Mike replies: You know, I just had an idea: Leica should provide a consultation service about the proper Leica camera to use, and the proper way to use them, in print and video advertisements. I'm perfectly serious. It would benefit Leica, because it would encourage ad agencies to use Leicas in their ads and commercials, which would amount to product placement for Leica. And obviously it would benefit the agencies, by making their ads look less ludicrous.
If anybody knows anybody who knows anybody at Leica, pass it on.

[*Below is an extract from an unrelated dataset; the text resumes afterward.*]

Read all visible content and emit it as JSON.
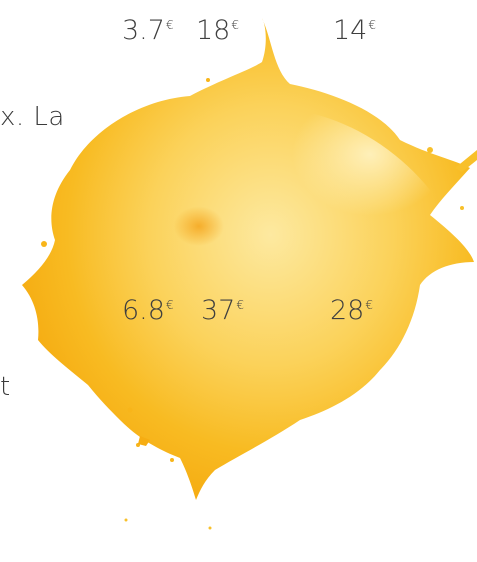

Ed: "According to online translation, it says someething like 'looking for (business) advisers with business focus.' Wonderfully, or perhaps deliberately, another meaning for the word 'søker' is viewfinder. I can't tell without context if it is a joke or cluelessness. From what little I know of Norwegians, it is quite possibly a joke."
G Dan Mitchell: "Pretty funny (and unbelievable) stuff. Musicians deal with this, too, when movies and advertisements attempt to depict them performing or (even worse!) conducting, with often baffling and hilarious results."
Dwig: "The pic in the Steria ad seems odd. It looks as if the model was holding something else and the camera was composited in later."
Mike replies: Quite possibly.
- et - : "By chance, I got a message today with a link to a video that seems relevant to your subject. I think that you will find it entertaining, even if it is not directly connected to photography itself."
Mike replies: That's not relevant, but it's perpendicular. (Seriously, thanks—that was great.)
Roger Botting: "Back in my retail days when I sold miserable Kodaks to unknowing customers I had one customer bring a camera back due to a defect. She had managed to take a number of photos of her ear. Something had to be wrong with the camera. I thought that she was just a low end user until, in the wild, I saw other would-be photographers making the same mistake. Don't underestimate the inabilities of the users."